Un altro aspetto da considerare quando si parla di libertà d’espressione è proprio la differenza tra censura e rispetto delle regole: perseguire il free speech senza alcuna limitazione significa altresì che sulla piattaforma dovrebbe essere consentito a chiunque di esprimere idee razziste, omofobe, di sostenere esecrabili posizioni a favore di crimini e criminali (pensate allo sfruttamento dei minori), di portare avanti campagne denigratorie ai danni di qualcuno senza alcuna limitazione, o di fare disinformazione in materia di scienza e salute. Volendo si torna alla questione del Primo Emendamento, ma di nuovo: non è questo il luogo dove sviscerare questa faccenda. E non tiriamo in ballo la sedicente cancel culture: l’ha fatto lo stesso Musk in un tweet, ma mi pare evidente che se ne parla non ci sia alcuna cancel culture in azione.
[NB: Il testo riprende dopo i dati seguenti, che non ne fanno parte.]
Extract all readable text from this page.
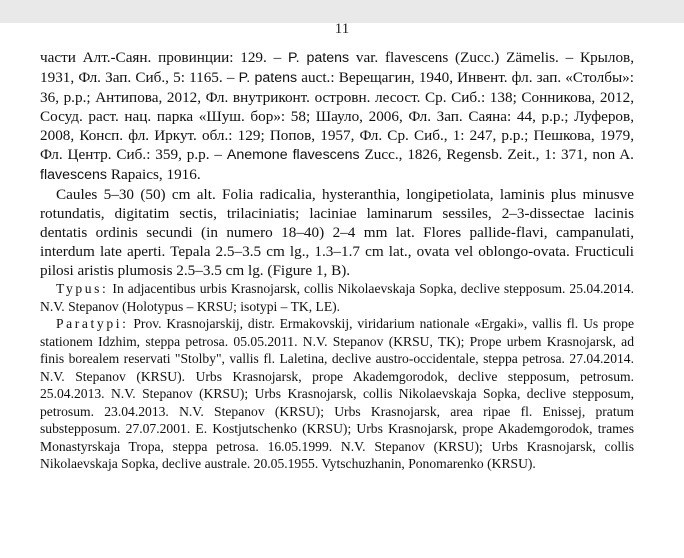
11

части Алт.-Саян. провинции: 129. – P. patens var. flavescens (Zucc.) Zämelis. – Крылов, 1931, Фл. Зап. Сиб., 5: 1165. – P. patens auct.: Верещагин, 1940, Инвент. фл. зап. «Столбы»: 36, p.p.; Антипова, 2012, Фл. внутриконт. островн. лесост. Ср. Сиб.: 138; Сонникова, 2012, Сосуд. раст. нац. парка «Шуш. бор»: 58; Шауло, 2006, Фл. Зап. Саяна: 44, p.p.; Луферов, 2008, Консп. фл. Иркут. обл.: 129; Попов, 1957, Фл. Ср. Сиб., 1: 247, p.p.; Пешкова, 1979, Фл. Центр. Сиб.: 359, p.p. – Anemone flavescens Zucc., 1826, Regensb. Zeit., 1: 371, non A. flavescens Rapaics, 1916.

Caules 5–30 (50) cm alt. Folia radicalia, hysteranthia, longipetiolata, laminis plus minusve rotundatis, digitatim sectis, trilaciniatis; laciniae laminarum sessiles, 2–3-dissectae lacinis dentatis ordinis secundi (in numero 18–40) 2–4 mm lat. Flores pallide-flavi, campanulati, interdum late aperti. Tepala 2.5–3.5 cm lg., 1.3–1.7 cm lat., ovata vel oblongo-ovata. Fructiculi pilosi aristis plumosis 2.5–3.5 cm lg. (Figure 1, B).

Typus: In adjacentibus urbis Krasnojarsk, collis Nikolaevskaja Sopka, declive stepposum. 25.04.2014. N.V. Stepanov (Holotypus – KRSU; isotypi – TK, LE).

Paratypi: Prov. Krasnojarskij, distr. Ermakovskij, viridarium nationale «Ergaki», vallis fl. Us prope stationem Idzhim, steppa petrosa. 05.05.2011. N.V. Stepanov (KRSU, TK); Prope urbem Krasnojarsk, ad finis borealem reservati "Stolby", vallis fl. Laletina, declive austro-occidentale, steppa petrosa. 27.04.2014. N.V. Stepanov (KRSU). Urbs Krasnojarsk, prope Akademgorodok, declive stepposum, petrosum. 25.04.2013. N.V. Stepanov (KRSU); Urbs Krasnojarsk, collis Nikolaevskaja Sopka, declive stepposum, petrosum. 23.04.2013. N.V. Stepanov (KRSU); Urbs Krasnojarsk, area ripae fl. Enissej, pratum substepposum. 27.07.2001. E. Kostjutschenko (KRSU); Urbs Krasnojarsk, prope Akademgorodok, trames Monastyrskaja Tropa, steppa petrosa. 16.05.1999. N.V. Stepanov (KRSU); Urbs Krasnojarsk, collis Nikolaevskaja Sopka, declive australe. 20.05.1955. Vytschuzhanin, Ponomarenko (KRSU).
Comunque la si veda, in definitiva, siamo davanti a un uomo ricco e potente che sta prendendo il controllo di uno strumento che contribuisce a fare informazione: questo dovrebbe spingerci a riflettere sulla portata di quanto sta accadendo, più che esaltarci per l’ennesima vittoria del capitalismo. Le decisioni che verranno prese nei prossimi mesi, non appena le formalità di rito saranno espletate, condizioneranno il quadro generale dell’informazione planetaria: un’azienda che al momento è pubblica, dunque soggetta allo scrutinio di enti e investitori, non lo sarà più con tutto ciò che questo comporta. Per Elon Musk, per Donald Trump o per chiunque altro già oggi vanti un peso mediatico significativo non sarà mai davvero complesso farsi ascoltare da milioni di persone attraverso i mezzi di comunicazione: mentre per noi altri, che abbiamo una voce meno squillante, potrebbe diventare decisamente più difficile riuscire a farci sentire.